Submitted by Trev Carey-Smith, and Dave Puzak who sent the scan and adds:
It was a terrific show at the London convention center. I've never seen Bruce on his own before. I was really anxious and excited to be present in a room with just him and his guitars. I was not let down. There is no one like Bruce in this world. His new songs were incredible to hear. He played This Is Baghdad with a long introductory reflection on his experience in Iraq in 2004. Most of the new songs have a definite political stance (not surprisingly) but what is different in these ones are his growing frustrations – frustration we've never heard before from Bruce. I hope he can overcome his speechlessness and deliver an incredible new album within the next few years. It will be interesting to hear what the product of his catharsis on world events are through the depths of his ruminations. Speechless is incredible. But it makes you wonder what kind of state the world is in today if after 26 albums he is speechless...
from The London Free Press © Copyright 2005, Sun Media Corporation.
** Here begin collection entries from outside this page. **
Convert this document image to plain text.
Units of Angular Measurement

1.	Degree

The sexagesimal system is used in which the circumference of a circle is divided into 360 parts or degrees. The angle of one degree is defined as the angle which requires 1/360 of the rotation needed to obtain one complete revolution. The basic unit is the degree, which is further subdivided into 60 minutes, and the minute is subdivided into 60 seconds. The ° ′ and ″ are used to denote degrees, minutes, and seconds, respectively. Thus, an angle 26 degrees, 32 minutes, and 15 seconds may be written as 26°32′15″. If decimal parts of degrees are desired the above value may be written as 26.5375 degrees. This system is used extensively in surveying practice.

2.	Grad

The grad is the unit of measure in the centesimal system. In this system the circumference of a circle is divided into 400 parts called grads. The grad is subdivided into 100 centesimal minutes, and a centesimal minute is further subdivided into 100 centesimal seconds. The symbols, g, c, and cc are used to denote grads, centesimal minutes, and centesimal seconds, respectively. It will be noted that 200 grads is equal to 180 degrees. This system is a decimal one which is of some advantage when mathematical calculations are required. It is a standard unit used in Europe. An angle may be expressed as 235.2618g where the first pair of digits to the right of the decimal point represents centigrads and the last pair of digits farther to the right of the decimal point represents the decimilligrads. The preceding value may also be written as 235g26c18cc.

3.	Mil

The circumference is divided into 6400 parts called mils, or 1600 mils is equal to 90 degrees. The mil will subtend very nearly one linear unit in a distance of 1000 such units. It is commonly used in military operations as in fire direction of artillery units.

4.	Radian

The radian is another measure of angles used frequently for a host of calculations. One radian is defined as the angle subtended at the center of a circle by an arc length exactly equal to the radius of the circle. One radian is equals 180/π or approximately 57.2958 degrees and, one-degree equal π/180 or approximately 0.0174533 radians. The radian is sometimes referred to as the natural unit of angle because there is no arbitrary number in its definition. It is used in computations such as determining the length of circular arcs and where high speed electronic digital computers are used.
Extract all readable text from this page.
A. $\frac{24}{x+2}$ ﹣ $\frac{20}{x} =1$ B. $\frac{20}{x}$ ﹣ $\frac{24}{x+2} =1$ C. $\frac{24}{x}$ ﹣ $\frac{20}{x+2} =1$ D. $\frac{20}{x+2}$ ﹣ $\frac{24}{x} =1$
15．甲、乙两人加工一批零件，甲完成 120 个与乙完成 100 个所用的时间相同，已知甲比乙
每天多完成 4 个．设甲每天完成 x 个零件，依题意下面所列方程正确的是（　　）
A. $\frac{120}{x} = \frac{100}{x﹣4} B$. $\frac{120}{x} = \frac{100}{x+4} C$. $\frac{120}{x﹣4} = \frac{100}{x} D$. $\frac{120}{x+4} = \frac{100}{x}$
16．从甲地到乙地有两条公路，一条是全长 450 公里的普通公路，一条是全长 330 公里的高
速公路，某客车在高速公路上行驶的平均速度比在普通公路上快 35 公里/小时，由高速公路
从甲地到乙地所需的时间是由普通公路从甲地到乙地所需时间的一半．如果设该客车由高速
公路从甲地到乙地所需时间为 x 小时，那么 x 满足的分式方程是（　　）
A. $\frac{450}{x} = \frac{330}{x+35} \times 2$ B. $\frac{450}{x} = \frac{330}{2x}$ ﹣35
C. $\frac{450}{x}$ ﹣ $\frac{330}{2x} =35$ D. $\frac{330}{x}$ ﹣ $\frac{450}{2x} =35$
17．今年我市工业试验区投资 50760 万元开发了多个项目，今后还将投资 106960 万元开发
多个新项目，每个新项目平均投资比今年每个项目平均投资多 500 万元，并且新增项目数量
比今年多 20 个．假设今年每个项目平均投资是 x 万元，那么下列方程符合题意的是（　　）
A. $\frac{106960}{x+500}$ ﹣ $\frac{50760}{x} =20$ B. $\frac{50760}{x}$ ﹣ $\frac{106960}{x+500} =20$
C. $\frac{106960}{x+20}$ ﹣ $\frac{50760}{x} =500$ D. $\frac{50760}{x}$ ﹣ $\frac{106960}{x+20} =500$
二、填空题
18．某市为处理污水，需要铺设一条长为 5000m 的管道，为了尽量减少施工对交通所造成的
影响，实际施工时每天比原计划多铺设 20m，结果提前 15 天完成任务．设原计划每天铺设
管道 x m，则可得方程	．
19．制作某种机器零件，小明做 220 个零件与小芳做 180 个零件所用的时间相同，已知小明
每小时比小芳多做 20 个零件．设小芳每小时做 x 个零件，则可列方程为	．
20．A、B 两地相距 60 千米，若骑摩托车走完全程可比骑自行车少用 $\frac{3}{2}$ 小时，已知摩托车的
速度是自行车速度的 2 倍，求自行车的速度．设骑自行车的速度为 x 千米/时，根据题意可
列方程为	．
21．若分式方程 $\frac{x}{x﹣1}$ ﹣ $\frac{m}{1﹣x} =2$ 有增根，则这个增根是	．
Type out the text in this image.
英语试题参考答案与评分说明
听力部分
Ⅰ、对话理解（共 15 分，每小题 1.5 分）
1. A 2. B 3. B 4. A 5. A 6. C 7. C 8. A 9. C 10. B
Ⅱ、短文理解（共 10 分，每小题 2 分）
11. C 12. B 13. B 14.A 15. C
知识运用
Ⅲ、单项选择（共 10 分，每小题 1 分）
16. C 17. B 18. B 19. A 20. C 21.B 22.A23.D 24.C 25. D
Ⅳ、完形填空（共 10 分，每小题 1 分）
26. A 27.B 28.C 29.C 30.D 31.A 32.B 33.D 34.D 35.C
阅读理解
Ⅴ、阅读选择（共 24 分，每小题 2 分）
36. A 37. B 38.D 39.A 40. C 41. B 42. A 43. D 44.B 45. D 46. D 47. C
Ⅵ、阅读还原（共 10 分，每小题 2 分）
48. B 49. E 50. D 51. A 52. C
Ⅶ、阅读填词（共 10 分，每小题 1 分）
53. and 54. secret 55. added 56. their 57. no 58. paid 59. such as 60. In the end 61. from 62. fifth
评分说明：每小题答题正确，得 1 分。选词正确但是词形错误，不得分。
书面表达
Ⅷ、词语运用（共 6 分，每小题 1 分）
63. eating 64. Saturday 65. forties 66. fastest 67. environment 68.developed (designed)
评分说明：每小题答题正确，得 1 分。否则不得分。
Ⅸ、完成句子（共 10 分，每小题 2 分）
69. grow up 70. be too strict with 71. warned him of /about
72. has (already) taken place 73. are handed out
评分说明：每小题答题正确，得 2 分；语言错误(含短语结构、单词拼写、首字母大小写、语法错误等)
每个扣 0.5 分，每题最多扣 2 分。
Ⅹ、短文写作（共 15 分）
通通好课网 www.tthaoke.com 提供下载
Published Wednesday, November 16, 2005. Reproduced with permission.
The original article included a sample setlist from the tour, taken from The Cockburn Project.
STILL PLENTY TO SAY BRUCE COCKBURN IS IN LONDON FRIDAY FOR HIS SPEECHLESS TOUR
Never at a loss for words, Bruce Cockburn is far from Speechless -- even if that's the name of his latest, all-instrumental album and the tour supporting it. Speechless is a misleading name for the tour, which brings him to the London Convention Centre Friday night, smiles Cockburn. Speechless: The Instrumental Bruce Cockburn (True North/ Universal), just means there will be more guitar than "there normally would be." In other words, Cockburn will sing a lot, too. The Ottawa-born star's career includes 28 albums, numerous awards, including the Canadian Music Hall of Fame and the Tenco Award for Lifetime Achievement in Italy and a score of gold and platinum records in Canada. The outspoken activist released his first solo work in 1970. His songs and his life reflect his environmentalism and commitment to other social justice causes.
The awards and honours continue to flow his way. On Dec. 1, he will receive the 2005 Winnipeg Folk Festival artistic achievement award. A few days later, Cockburn will be in Montreal to sing If a Tree Falls at the opening ceremonies of the UN Climate Control Conference. "The whole point of writing songs is to share experiences with people," he says. He wrote If I Had a Rocket Launcher after visiting a Mexican camp for refugees from war-ravaged Guatemala. To his surprise, Rocket Launcher received more radio play than any other song in his career and its video became a regular on MTV. The song also deepened a growing rift with some Christian organizations that had once embraced Cockburn's music. Other Cockburn hits include Waiting for a Miracle, Tokyo, Wondering Where the Lions Are and Lovers in a Dangerous Time. Cockburn knows Speechless will remind anyone who might have forgotten that, as Cockburn puts it, he can still play the guitar. As one record critic puts it, "With 11 previously released acoustic instrumentals from throughout his career -- and four new or rare cuts -- this 68-minute set showcases the 60-year-old folk icon's fingerpicking and fretboard prowess in musical settings from blues and folk to jazz." Speechless shows off Cockburn's influences, such as Belgian Gypsy guitarist Django Reinhardt on Rouler Sa Bosse and U.S. bluesman Mississippi John Hurt on Sunrise on the Mississippi.
His acoustic guitar wizardry and lovely compositions aside, Cockburn brings something else to Speechless -- an impressive guest list. Not many Canadian folk stars can call on jazz vibes superstar Gary Burton, Stax/Volt organist Booker T. Jones, Toronto percussionist Rick Lazar and Canadian bassist George Koller on the same, career-spanning album. Producers include U.S. alt-rocker T Bone Burnett and Canadian blues and roots star Colin Linden. Most of the guests are on hand for a track or perhaps two. Burton is in stellar form on Mistress of Storms from 1996. "We thought, 'Why not go for the best?' " Cockburn says of his decision to seek out the U.S. star. The folksinger had Burton's 1979 collaboration with pianist Chick Corea, Crystal Silence, in mind. Burton was happy to join in. Even as he talks about his Speechless album, Cockburn says he's been listening to the renewed voices of anti-Bush protest on the U.S. leg of the tour. "I feel that it's just being allowed to surface more," he says of like-minded American performers. But it's not new, he says. Buffalo singer/songwriter and activist Ani DiFranco has never changed what she does, he says. "All of a sudden, that (perspective) is coming to the surface."